Dessa forma, a apuração não reflete totalmente a situação atual da capital israelense.
Em 2022, a cidade era a 3ª mais cara do mundo, mas, nos meses seguintes, ela acabou se tornando mais econômica.
A revista afirma que o conflito já afetou o câmbio local e tornou mais complicado conseguir comprar alguns produtos.
9ª: Copenhague, na Dinamarca
Os altos impostos, marcados por uma taxa por volta de 25% em todas as mercadorias e serviços, justificam o alto custo na cidade.
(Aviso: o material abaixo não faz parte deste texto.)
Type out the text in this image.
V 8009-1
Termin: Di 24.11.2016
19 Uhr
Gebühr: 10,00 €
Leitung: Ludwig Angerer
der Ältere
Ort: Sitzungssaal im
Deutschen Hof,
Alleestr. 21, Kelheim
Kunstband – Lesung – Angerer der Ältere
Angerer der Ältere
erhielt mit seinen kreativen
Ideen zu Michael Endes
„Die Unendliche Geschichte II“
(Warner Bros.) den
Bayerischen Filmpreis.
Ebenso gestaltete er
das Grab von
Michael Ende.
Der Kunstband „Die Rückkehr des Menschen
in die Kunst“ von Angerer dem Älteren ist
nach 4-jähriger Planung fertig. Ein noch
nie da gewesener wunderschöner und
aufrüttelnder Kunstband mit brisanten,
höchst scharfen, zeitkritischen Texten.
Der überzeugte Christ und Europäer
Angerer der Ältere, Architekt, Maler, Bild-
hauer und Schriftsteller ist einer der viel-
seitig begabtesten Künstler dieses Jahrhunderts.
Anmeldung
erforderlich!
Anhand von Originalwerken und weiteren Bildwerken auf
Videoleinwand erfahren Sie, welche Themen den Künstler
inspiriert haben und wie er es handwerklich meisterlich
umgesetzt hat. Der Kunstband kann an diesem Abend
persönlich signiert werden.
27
Alguns produtos, como chocolate, tabaco e álcool são mais afetados por impostos extras.
10ª: São Francisco, nos EUA
O elevado gasto na cidade é marcado pelo preço dos bens de consumo e imóveis.
No entanto, a situação estava mais difícil um ano antes, quando a cidade ocupava a 8ª posição .
América Latina
O levantamento apontou que as cidades da América Latina estão se tornando progressivamente mais caras devido aos esforços de diversos países da região para "domar a inflação".
Em contrapartida, Buenos Aires, na Argentina, é uma das 10 cidades mais baratas para se viver.
No Brasil, Manaus se classifica como uma das cinco mais baratas para morar na América Latina.
Já a mais barata, segundo o ranking da The Economist, é Damasco, na Síria.